SAN JOSE, Calif. - VLSI Research Inc. has slightly lowered its chip forecast for 2010, but raised it for 2011.
Translation for fab tool industry: Vendors will continue to party this year amid strong Q3 results, but the fun and games may be over in 2011.
In the new forecast from VLSI, the research firm projects that the IC market will jump by 32 percent in 2010 and will grow by 8 percent in 2011. In the previous forecast, the firm projected that the IC market would grow 33.7 percent in 2010 and 6.6 percent in 2011.
Its semiconductor equipment forecast remains constant. The fab tool market is projected to grow 103 percent in 2010 and 10.6 percent in 2011, according to the firm.
In other words, the market is expected to cool next year. In the meantime, there are warning signs. ''Chipmakers are still expanding at a fast clip but they’re becoming increasingly cautious as we approach the Christmas Blackhole,'' according to VLSI Research. ''Memory orders, in particular, have decelerated considerably in the last few months due to weakening DRAM fundamentals. DRAM supply is increasing at the time demand is slowing, resulting in oversupply. Consequently, ASPs are falling at a much greater rate than costs. This will impact the profitability of DRAM suppliers and their ability to expand.''
Still, the results among fab tool makers were strong. Lam Research Corp. announced financial results for the quarter ended Sept. 26, 2010. Revenue for the period was $805.9 million and net income was $193.7 million, or $1.55 per diluted share, compared to revenue of $695.3 million and net income of $140.0 million, or $1.10 per diluted share, for the June 2010 quarter.
Shipments for the September 2010 quarter were $808 million compared to $694 million during the June 2010 quarter.

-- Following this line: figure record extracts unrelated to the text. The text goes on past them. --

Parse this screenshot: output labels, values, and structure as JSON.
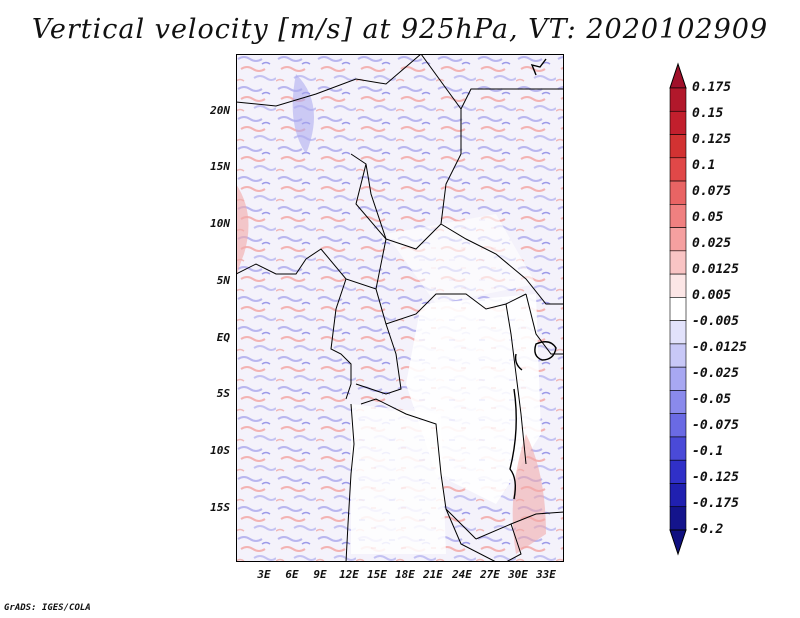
{
  "title": "Vertical velocity [m/s] at 925hPa, VT: 2020102909",
  "credit": "GrADS: IGES/COLA",
  "map": {
    "lat_labels": [
      "20N",
      "15N",
      "10N",
      "5N",
      "EQ",
      "5S",
      "10S",
      "15S"
    ],
    "lon_labels": [
      "3E",
      "6E",
      "9E",
      "12E",
      "15E",
      "18E",
      "21E",
      "24E",
      "27E",
      "30E",
      "33E"
    ]
  },
  "colorbar": {
    "labels": [
      "0.175",
      "0.15",
      "0.125",
      "0.1",
      "0.075",
      "0.05",
      "0.025",
      "0.0125",
      "0.005",
      "-0.005",
      "-0.0125",
      "-0.025",
      "-0.05",
      "-0.075",
      "-0.1",
      "-0.125",
      "-0.175",
      "-0.2"
    ],
    "colors": [
      "#b2182b",
      "#c21f2d",
      "#d23232",
      "#e04848",
      "#e96464",
      "#f08080",
      "#f5a0a0",
      "#f9c4c4",
      "#fce6e6",
      "#ffffff",
      "#e2e2fb",
      "#c8c8f7",
      "#a8a8f2",
      "#8a8aec",
      "#6a6ae4",
      "#4a4ad8",
      "#3030c8",
      "#2020b0",
      "#14148c"
    ],
    "upper_arrow_color": "#a0102a",
    "lower_arrow_color": "#101080"
  }
}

Lam beat Wall Street's estimates. It was supposed to earn $1.37 on sales of $794.41 million.
Struggling Mattson Technology Inc. announced results for the third quarter ended Sept. 26, 2010. Net sales for the third quarter were $39.8 million, compared with $32.1 million in the second quarter. Net loss for the third quarter was $6.4 million, or $0.13 loss per share, compared with a net loss of $8.4 million, or $0.17 loss per share, for the second quarter.
Subsystems vendor MKS Instruments Inc. said sales and were $221.3 million in the quarter, up from $220.6 million in the second quarter of 2010, and an increase of 117 percent from $102.0 million in the third quarter of 2009. GAAP net income was $38.6 million, or $0.76 per diluted share, compared to net income of $38.8 million, or $0.76 per diluted shared in the second quarter of 2010, and a net loss of $4.0 million, or minus $0.08 per basic share in the third quarter of 2009.
MKS said that its fourth quarter sales may range from $215 to $230 million.
Another vendor, FSI International Inc., reported financial results for the fiscal 2010 fourth quarter and the fiscal year ended Aug. 28, 2010. Sales for the fiscal 2010 fourth quarter increased 103 percent to $28.8 million, as compared to $14.2 million for the same period of fiscal 2009. The company’s net income for the fourth quarter of fiscal 2010 was $6.6 million, or $0.17 per share, as compared to a net loss of $73,000, or $0.00 per share, in the fourth quarter of fiscal 2009.
''We are downgrading FSI to a 'Hold' after the company reported decent F4Q10 results but provided disappointing F1H11 guidance,'' said Edwin Mok, an analyst with Needham & Co. LLC, in a report. ''We are concerned that a slowdown of its core Zeta product sales will be faster than the revenue ramp of the single-wafer Orion tool, resulting in additional pockets of revenue weakness in the coming quarters. While we remain positive on FSI's ViPR technology and the potential of its single-wafer product, we recommend investors wait for more qualification confirmations and additional wins before getting back into the name.''
CyberOptics Corp. reported operating results for the third quarter of 2010 ended Sept. 30. Consolidated sales totaled $14.145 million, up 65 percent from $8.550 million in the third quarter of 2009. Net income came to $948,000 or $0.14 per diluted share, compared to the net loss of $841,000 or minus $0.12 per diluted share in the year-earlier period.